SeputarDesa.com, Jombang – Polemik kesejahteraan Badan Permusyawaratan Desa (BPD) di Kabupaten Jombang kian memanas. Pernyataan Persaudaraan Kepala Desa Indonesia (PKDI) yang mendorong BPD melakukan aksi langsung kepada kepala desa menuai reaksi keras dari Asosiasi Badan Permusyawaratan Desa Nasional (ABPEDNAS). Perbedaan sikap ini membuka konflik terbuka antarlembaga desa terkait arah perjuangan Biaya Operasional (BOP) dan kesejahteraan BPD.
Ketua DPC PKDI Jombang, Supono, SP, secara tegas menyatakan bahwa apabila terdapat kepala desa yang tidak memberikan BOP BPD sesuai Peraturan Bupati (Perbup), atau mengelola Pendapatan Asli Desa (PAD) dengan mengesampingkan kesejahteraan BPD, maka tekanan seharusnya diarahkan langsung kepada kepala desa.
“Regulasi sudah jelas. Kalau ada BPD tidak menerima BOP sesuai Perbup, maka yang harus dihadapi adalah kepala desanya. Jangan salah sasaran, ini bukan ranah Bupati,” tegas Supono.
Namun pernyataan tersebut langsung menuai respons keras dari ABPEDNAS. Ketua DPC ABPEDNAS Jombang, Akhmad Zazuli, menilai sikap PKDI sangat disayangkan dan berpotensi memicu konflik horizontal di tingkat desa.
“Kepala desa itu binaannya PKDI. Kalau sekarang PKDI justru mendorong BPD berdemo ke kepala desa, ini sangat disayangkan. Jangan sampai ini mengarah pada adu domba antara BPD dan kepala desa,” tegas Akhmad Zazuli.

Ia menilai persoalan kesejahteraan BPD tidak bisa diselesaikan dengan mendorong konflik langsung di desa. Menurutnya, apabila terdapat kepala desa yang tidak menjalankan Perbup, maka fungsi pembinaan organisasi kepala desa justru harus diperkuat.
“Kalau ada kepala desa yang melanggar aturan, seharusnya PKDI membina anggotanya, bukan melempar konflik ke BPD. BPD dan kepala desa itu mitra, bukan lawan,” ujarnya.
Di tengah memanasnya perbedaan pandangan tersebut, Kepala Dinas Pemberdayaan Masyarakat dan Desa (DPMD) Kabupaten Jombang Solahudin Hadi Sucipto menegaskan bahwa persoalan kesejahteraan BPD membutuhkan dua jalur perjuangan sekaligus, yakni ke atas dan ke samping.
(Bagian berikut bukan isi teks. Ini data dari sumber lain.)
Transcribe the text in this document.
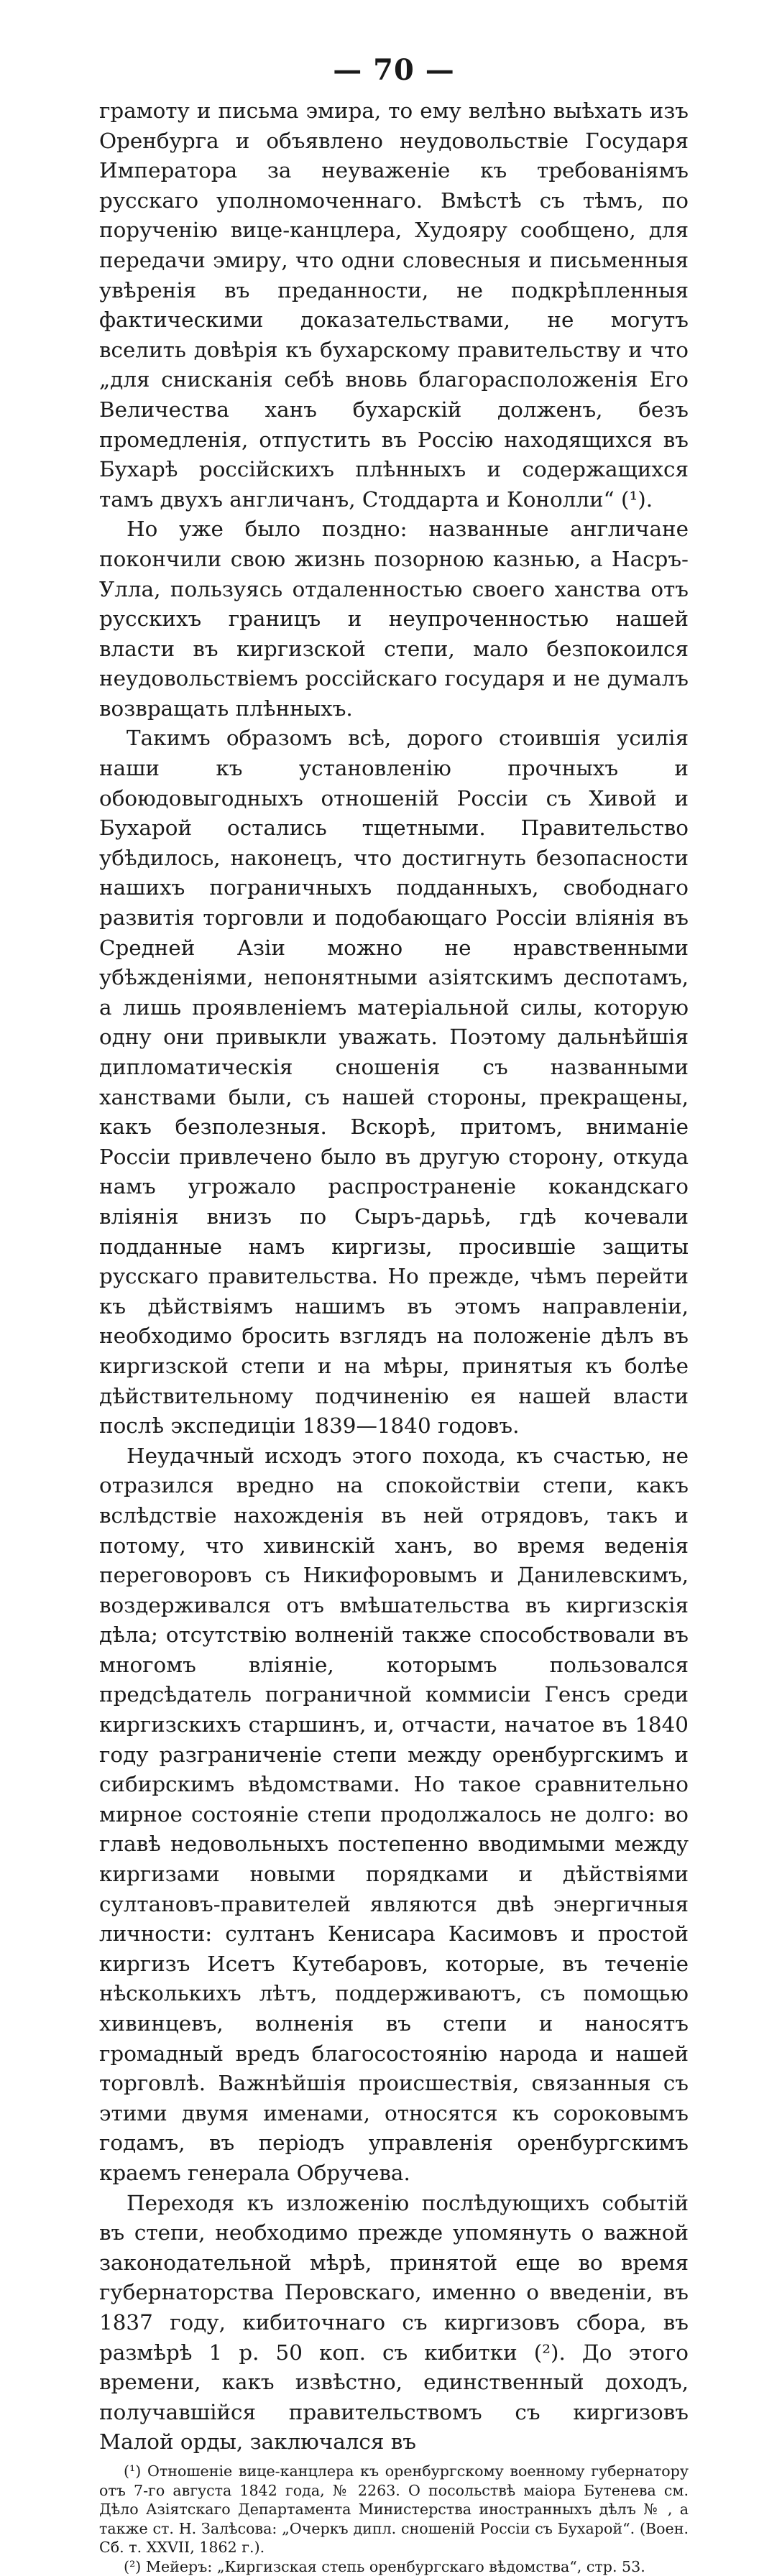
— 70 —

грамоту и письма эмира, то ему велѣно выѣхать изъ Оренбурга и объявлено неудовольствіе Государя Императора за неуваженіе къ требованіямъ русскаго уполномоченнаго. Вмѣстѣ съ тѣмъ, по порученію вице-канцлера, Худояру сообщено, для передачи эмиру, что одни словесныя и письменныя увѣренія въ преданности, не подкрѣпленныя фактическими доказательствами, не могутъ вселить довѣрія къ бухарскому правительству и что „для снисканія себѣ вновь благорасположенія Его Величества ханъ бухарскій долженъ, безъ промедленія, отпустить въ Россію находящихся въ Бухарѣ россійскихъ плѣнныхъ и содержащихся тамъ двухъ англичанъ, Стоддарта и Конолли“ (¹).

Но уже было поздно: названные англичане покончили свою жизнь позорною казнью, а Насръ-Улла, пользуясь отдаленностью своего ханства отъ русскихъ границъ и неупроченностью нашей власти въ киргизской степи, мало безпокоился неудовольствіемъ россійскаго государя и не думалъ возвращать плѣнныхъ.

Такимъ образомъ всѣ, дорого стоившія усилія наши къ установленію прочныхъ и обоюдовыгодныхъ отношеній Россіи съ Хивой и Бухарой остались тщетными. Правительство убѣдилось, наконецъ, что достигнуть безопасности нашихъ пограничныхъ подданныхъ, свободнаго развитія торговли и подобающаго Россіи вліянія въ Средней Азіи можно не нравственными убѣжденіями, непонятными азіятскимъ деспотамъ, а лишь проявленіемъ матеріальной силы, которую одну они привыкли уважать. Поэтому дальнѣйшія дипломатическія сношенія съ названными ханствами были, съ нашей стороны, прекращены, какъ безполезныя. Вскорѣ, притомъ, вниманіе Россіи привлечено было въ другую сторону, откуда намъ угрожало распространеніе кокандскаго вліянія внизъ по Сыръ-дарьѣ, гдѣ кочевали подданные намъ киргизы, просившіе защиты русскаго правительства. Но прежде, чѣмъ перейти къ дѣйствіямъ нашимъ въ этомъ направленіи, необходимо бросить взглядъ на положеніе дѣлъ въ киргизской степи и на мѣры, принятыя къ болѣе дѣйствительному подчиненію ея нашей власти послѣ экспедиціи 1839—1840 годовъ.

Неудачный исходъ этого похода, къ счастью, не отразился вредно на спокойствіи степи, какъ вслѣдствіе нахожденія въ ней отрядовъ, такъ и потому, что хивинскій ханъ, во время веденія переговоровъ съ Никифоровымъ и Данилевскимъ, воздерживался отъ вмѣшательства въ киргизскія дѣла; отсутствію волненій также способствовали въ многомъ вліяніе, которымъ пользовался предсѣдатель пограничной коммисіи Генсъ среди киргизскихъ старшинъ, и, отчасти, начатое въ 1840 году разграниченіе степи между оренбургскимъ и сибирскимъ вѣдомствами. Но такое сравнительно мирное состояніе степи продолжалось не долго: во главѣ недовольныхъ постепенно вводимыми между киргизами новыми порядками и дѣйствіями султановъ-правителей являются двѣ энергичныя личности: султанъ Кенисара Касимовъ и простой киргизъ Исетъ Кутебаровъ, которые, въ теченіе нѣсколькихъ лѣтъ, поддерживаютъ, съ помощью хивинцевъ, волненія въ степи и наносятъ громадный вредъ благосостоянію народа и нашей торговлѣ. Важнѣйшія происшествія, связанныя съ этими двумя именами, относятся къ сороковымъ годамъ, въ періодъ управленія оренбургскимъ краемъ генерала Обручева.

Переходя къ изложенію послѣдующихъ событій въ степи, необходимо прежде упомянуть о важной законодательной мѣрѣ, принятой еще во время губернаторства Перовскаго, именно о введеніи, въ 1837 году, кибиточнаго съ киргизовъ сбора, въ размѣрѣ 1 р. 50 коп. съ кибитки (²). До этого времени, какъ извѣстно, единственный доходъ, получавшійся правительствомъ съ киргизовъ Малой орды, заключался въ

(¹) Отношеніе вице-канцлера къ оренбургскому военному губернатору отъ 7-го августа 1842 года, № 2263. О посольствѣ маіора Бутенева см. Дѣло Азіятскаго Департамента Министерства иностранныхъ дѣлъ № , а также ст. Н. Залѣсова: „Очеркъ дипл. сношеній Россіи съ Бухарой“. (Воен. Сб. т. XXVII, 1862 г.).

(²) Мейеръ: „Киргизская степь оренбургскаго вѣдомства“, стр. 53.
Perjuangan ke atas dimaknai sebagai upaya DPMD dalam mengawal aspirasi BPD ke tingkat pengambil kebijakan, termasuk berkoordinasi dengan Bupati dan perangkat daerah terkait kebijakan serta penganggaran. Sementara perjuangan ke samping diarahkan pada pembenahan relasi dan keselarasan di tingkat desa, khususnya antara kepala desa dan BPD, agar regulasi yang sudah ada benar-benar dijalankan.
Ia menegaskan agar persoalan tersebut tidak sepenuhnya dialamatkan kepada pemerintah kabupaten.
“Jangan hanya menyalahkan kami yang di kabupaten. Regulasi sudah ada,” tegasnya.
Menurutnya, kunci persoalan justru banyak terjadi pada tataran pelaksanaan di desa. Karena itu, kepala desa diminta tidak hanya berpegang pada aturan formal, tetapi juga mengedepankan itikad baik dalam membangun hubungan kerja dengan BPD.
“Seharusnya kepala desa juga bisa berhati baik dengan BPD. Jangan sampai hak BPD dikesampingkan. Piye penake, kalau desa ingin berjalan kondusif dan pemerintahan desa sehat,” ujarnya.
Ia menekankan bahwa tanpa kepatuhan dan sikap bijak dari kepala desa, kebijakan di tingkat kabupaten tidak akan berdampak nyata. Sebaliknya, tanpa dukungan kebijakan dan anggaran dari atas, pembenahan di tingkat desa juga tidak akan berjalan optimal.
Hingga kini, polemik kesejahteraan BPD masih menjadi isu sensitif di Jombang. Semua pihak kini menunggu apakah perbedaan sikap ini akan bermuara pada solusi kebijakan bersama, atau justru memperlebar konflik di tingkat desa.